Before I begin, let me get one thing out of the way: I am obsessed with Catherine Zeta-Jones. I’m charmed by her humble beginnings as a tap dancing prodigy in the quaint Welsh seaside town of Mumbles, her early days performing in musicals on the West End, and her breakout performance as an English rose living in the Yorkshire countryside in The Darling Buds of May. I’m captivated by her memorable turns as an iconic Hollywood screen siren in The Mask of Zorro and Entrapment, and her impossibly chic wardrobes in Ocean’s Twelve and Intolerable Cruelty. I’m agog at her Oscar-winning performance as Velma Kelly in Chicago, complete with the Louise Brooks bob, powerhouse vocals, and show-stopping dance moves. And as for Casa Zeta-Jones, her lifestyle brand? Don’t even get me started. If they’re accepting job applications any time soon, I’ll be the first in line. (Sorry, Vogue.)

Zeta-Jones has always had that special, effortless kind of cool you simply cannot manufacture. Imagine my delight, then, that in Zeta-Jones’s romantic life, she has truly met her match.
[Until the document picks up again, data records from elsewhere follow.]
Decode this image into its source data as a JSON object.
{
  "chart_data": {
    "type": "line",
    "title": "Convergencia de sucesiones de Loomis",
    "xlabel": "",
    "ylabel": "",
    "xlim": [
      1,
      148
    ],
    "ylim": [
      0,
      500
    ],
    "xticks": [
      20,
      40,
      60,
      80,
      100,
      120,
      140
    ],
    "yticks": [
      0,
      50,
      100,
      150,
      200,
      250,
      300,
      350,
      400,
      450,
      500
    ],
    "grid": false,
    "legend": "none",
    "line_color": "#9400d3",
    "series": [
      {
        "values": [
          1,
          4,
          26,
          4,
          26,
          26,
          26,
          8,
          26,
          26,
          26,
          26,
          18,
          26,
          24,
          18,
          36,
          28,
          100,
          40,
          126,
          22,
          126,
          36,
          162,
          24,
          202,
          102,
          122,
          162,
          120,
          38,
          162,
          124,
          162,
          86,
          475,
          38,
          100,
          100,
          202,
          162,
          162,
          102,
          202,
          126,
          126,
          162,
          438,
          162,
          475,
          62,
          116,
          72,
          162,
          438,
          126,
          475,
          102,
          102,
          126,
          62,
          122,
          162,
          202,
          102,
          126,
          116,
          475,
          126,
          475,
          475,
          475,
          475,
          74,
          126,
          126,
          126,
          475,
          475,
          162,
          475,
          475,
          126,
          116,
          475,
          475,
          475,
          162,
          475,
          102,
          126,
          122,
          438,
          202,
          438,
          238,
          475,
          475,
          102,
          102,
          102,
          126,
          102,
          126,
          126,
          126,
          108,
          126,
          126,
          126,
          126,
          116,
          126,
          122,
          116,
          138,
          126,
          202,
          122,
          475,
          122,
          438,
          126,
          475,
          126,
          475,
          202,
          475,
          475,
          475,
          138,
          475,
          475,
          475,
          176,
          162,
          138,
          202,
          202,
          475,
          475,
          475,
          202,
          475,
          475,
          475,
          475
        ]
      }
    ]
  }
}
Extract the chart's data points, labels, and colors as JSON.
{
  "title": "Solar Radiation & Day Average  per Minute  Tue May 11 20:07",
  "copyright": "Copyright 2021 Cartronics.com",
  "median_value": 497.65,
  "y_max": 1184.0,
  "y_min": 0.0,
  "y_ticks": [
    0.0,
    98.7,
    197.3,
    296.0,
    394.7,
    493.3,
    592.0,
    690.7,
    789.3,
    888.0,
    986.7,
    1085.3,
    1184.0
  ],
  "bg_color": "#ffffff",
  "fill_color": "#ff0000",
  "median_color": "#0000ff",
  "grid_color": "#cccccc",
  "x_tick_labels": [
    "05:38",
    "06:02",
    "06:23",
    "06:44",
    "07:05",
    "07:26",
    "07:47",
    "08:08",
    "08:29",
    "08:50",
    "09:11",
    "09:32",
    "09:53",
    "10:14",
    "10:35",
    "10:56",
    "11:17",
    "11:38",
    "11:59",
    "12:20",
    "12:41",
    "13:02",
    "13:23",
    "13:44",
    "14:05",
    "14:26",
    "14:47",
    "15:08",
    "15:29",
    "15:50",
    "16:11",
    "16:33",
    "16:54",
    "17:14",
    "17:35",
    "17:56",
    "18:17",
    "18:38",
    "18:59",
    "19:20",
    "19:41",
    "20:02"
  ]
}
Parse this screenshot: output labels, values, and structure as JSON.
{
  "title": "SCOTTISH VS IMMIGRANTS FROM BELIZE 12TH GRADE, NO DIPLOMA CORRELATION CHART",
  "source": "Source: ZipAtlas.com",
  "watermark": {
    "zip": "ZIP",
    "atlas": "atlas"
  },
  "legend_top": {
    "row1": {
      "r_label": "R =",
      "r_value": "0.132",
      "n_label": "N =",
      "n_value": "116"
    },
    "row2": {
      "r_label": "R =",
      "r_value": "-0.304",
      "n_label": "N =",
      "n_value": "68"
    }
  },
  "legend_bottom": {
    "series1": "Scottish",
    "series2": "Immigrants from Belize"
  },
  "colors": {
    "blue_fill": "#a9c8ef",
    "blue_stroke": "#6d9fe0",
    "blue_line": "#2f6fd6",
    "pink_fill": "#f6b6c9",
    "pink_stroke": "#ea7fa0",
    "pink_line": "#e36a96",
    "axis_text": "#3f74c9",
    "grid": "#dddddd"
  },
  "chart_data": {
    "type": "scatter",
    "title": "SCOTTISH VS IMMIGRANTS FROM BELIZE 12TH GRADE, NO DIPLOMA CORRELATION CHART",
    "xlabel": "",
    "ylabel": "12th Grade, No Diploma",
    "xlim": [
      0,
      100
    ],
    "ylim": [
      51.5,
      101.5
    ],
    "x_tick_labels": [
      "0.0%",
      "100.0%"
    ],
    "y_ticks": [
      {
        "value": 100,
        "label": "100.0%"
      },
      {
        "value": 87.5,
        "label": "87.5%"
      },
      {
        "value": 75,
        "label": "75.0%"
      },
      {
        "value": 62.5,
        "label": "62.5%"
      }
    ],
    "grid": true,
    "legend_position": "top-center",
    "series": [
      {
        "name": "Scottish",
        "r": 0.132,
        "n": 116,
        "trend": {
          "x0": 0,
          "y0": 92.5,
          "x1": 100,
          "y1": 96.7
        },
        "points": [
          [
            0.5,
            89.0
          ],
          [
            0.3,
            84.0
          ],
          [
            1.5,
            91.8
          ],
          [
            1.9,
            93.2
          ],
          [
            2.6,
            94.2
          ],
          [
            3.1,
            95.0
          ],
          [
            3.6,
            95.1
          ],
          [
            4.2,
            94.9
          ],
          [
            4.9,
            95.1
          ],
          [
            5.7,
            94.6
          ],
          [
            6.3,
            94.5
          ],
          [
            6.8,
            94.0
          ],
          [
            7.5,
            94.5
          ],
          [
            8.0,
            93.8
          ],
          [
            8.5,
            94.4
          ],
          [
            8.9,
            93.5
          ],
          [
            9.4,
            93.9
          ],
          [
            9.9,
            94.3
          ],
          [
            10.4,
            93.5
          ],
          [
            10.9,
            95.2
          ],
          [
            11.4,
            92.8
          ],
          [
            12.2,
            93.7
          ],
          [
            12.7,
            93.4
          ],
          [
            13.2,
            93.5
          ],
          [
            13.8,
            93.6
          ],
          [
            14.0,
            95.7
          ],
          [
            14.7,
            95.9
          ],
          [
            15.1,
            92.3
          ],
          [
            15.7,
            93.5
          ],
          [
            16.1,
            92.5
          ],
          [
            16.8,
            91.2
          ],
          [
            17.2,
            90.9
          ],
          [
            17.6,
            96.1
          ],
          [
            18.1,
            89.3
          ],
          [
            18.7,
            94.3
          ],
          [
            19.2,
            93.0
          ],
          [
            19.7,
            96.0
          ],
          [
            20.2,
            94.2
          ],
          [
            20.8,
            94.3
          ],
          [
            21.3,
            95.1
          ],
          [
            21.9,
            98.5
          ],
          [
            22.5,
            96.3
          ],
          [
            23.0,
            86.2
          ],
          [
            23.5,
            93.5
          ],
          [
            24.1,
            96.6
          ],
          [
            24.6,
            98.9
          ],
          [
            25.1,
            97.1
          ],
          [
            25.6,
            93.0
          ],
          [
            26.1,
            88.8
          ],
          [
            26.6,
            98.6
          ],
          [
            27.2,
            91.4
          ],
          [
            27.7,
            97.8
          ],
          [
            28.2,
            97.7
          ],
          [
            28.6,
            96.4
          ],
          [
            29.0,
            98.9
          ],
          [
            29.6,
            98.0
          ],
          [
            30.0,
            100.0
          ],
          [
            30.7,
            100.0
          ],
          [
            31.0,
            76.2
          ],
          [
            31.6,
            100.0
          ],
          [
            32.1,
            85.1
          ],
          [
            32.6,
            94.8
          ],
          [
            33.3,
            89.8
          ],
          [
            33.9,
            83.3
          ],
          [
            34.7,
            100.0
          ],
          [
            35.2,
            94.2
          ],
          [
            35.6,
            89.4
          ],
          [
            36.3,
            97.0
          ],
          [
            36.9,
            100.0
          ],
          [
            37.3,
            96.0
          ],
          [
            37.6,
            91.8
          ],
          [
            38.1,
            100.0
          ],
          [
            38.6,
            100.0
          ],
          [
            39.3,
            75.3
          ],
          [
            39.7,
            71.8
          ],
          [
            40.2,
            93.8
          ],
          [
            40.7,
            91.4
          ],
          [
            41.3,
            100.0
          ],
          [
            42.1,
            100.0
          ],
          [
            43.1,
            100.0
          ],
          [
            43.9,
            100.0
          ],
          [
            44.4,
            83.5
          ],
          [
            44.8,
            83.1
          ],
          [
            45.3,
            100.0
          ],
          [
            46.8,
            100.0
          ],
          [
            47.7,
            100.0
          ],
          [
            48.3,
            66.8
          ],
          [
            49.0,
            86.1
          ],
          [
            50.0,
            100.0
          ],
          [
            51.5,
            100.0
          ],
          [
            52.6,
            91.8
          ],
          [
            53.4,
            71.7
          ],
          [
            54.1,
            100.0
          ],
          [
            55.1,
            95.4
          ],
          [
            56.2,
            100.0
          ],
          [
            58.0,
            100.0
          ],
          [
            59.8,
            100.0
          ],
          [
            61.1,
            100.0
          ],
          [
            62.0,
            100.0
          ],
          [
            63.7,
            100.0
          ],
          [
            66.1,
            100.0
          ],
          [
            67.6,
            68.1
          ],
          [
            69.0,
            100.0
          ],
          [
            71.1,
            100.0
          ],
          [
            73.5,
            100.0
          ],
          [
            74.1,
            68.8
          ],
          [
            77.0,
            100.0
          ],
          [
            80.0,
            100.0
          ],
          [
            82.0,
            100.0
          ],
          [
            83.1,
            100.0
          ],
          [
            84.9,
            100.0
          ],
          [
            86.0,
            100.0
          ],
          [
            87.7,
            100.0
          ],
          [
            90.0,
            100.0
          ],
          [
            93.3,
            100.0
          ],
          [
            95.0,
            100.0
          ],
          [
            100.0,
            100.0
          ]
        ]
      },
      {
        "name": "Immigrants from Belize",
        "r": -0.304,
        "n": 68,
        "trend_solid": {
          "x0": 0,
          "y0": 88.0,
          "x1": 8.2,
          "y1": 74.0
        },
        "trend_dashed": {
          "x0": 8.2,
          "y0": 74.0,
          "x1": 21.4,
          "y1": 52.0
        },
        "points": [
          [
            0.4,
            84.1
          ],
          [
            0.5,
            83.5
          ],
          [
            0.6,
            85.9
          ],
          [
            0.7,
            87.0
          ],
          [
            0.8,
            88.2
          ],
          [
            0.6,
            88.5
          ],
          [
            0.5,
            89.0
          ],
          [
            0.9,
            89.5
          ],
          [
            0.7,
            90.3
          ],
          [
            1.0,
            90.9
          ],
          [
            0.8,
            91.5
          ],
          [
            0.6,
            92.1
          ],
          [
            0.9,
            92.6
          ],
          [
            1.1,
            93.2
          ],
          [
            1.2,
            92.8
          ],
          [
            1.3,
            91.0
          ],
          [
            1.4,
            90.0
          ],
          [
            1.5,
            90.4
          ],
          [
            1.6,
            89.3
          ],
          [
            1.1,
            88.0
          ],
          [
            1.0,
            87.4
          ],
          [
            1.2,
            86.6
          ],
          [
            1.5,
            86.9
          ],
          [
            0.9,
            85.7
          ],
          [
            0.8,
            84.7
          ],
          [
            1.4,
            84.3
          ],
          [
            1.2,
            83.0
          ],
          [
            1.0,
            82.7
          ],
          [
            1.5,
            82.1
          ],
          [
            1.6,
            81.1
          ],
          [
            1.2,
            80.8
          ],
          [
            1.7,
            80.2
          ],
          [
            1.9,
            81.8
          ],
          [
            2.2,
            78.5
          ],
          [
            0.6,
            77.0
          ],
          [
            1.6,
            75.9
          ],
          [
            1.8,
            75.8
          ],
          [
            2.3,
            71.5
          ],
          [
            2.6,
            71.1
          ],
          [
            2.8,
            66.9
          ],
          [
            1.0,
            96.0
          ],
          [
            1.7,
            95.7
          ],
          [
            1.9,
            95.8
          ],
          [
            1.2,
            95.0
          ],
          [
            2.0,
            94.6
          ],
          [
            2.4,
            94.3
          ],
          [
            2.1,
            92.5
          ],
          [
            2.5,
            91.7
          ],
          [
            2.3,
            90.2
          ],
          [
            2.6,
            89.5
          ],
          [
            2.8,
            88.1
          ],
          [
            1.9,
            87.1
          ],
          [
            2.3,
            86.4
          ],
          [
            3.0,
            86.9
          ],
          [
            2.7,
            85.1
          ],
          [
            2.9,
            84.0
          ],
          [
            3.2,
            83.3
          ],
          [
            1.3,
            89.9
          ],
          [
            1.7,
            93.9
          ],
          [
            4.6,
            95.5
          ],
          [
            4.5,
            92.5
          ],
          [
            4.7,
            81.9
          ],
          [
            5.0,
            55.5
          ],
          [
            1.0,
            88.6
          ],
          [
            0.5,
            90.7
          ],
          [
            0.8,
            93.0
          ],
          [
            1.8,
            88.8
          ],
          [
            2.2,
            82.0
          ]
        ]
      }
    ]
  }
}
For who embodies a certain brand of slick, leading-man cool better than Michael Douglas, from his role as a rugged dreamboat adventurer in Romancing the Stone to his oh-so-’90s taupe Cerruti suits in Basic Instinct? (My personal favorite, if a little less dapper, is his ecstatically flamboyant turn as Liberace in Steven Soderbergh’s Behind the Candelabra.)

The pair were first introduced by another iconic Hollywood couple, Antonio Banderas and Melanie Griffith, after the latter invited them both to a private dinner at the Deauville Film Festival in 1996. Following a nightcap at their hotel, Zeta-Jones jetted off the next day, but soon received flowers from Douglas to apologize for his unsubtle pick-up line (“I’m going to be the father of your children,” apparently). After staying in touch with plenty of hours-long phone calls, they eventually decided to make things official.

From the get-go, much of the media attention focused on their 25-year age difference, which both of them have breezed over in interviews, with Zeta-Jones saying she “never even questioned” it. (I, too, will not be entertaining any age-gap discourse here.) The pair married in a lavish ceremony at New York’s Plaza Hotel in 2000, and despite a brief separation in 2013, have remained rock steady ever since. “We worked things out—if both people want to work something out and make it better, you can do it,” Douglas said afterwards, describing the rift as simply “a bump in the road.”

Indeed, one of the joys of following Zeta-Jones and Douglas’s romance is seeing how they have never pretended that long-term love is easy and loyally supported each other through thick and thin, including a series of health battles. In 2010, Douglas was diagnosed with stage IV tongue cancer, undergoing an aggressive program of chemotherapy and radiation treatment. (Contrary to a much-publicized quote at the time, this did not actually result from contracting HPV after performing too much oral sex.) So too has Zeta-Jones been open about her bipolar disorder, stating that “there is no need to suffer silently and there is no shame in seeking help” when it comes to mental health. Both actors have expressed that these issues made their bond stronger than ever.

“True love takes work,” Douglas once said. “Love is an extraordinary feeling that comes from the bottom of your soul, but has to be nurtured, you know. The thing I’ve learned about getting older is you can’t take love for granted. You protect it, nurture it, and it grows, and after one’s initial, physical, emotional aspects, it becomes deeper.” If those aren’t words of wisdom to live by, then what are? Catherine Zeta-Jones and Michael Douglas: I really, truly, want what you have. Oh, and I’ll take a post at Casa Zeta-Jones, if there’s one going.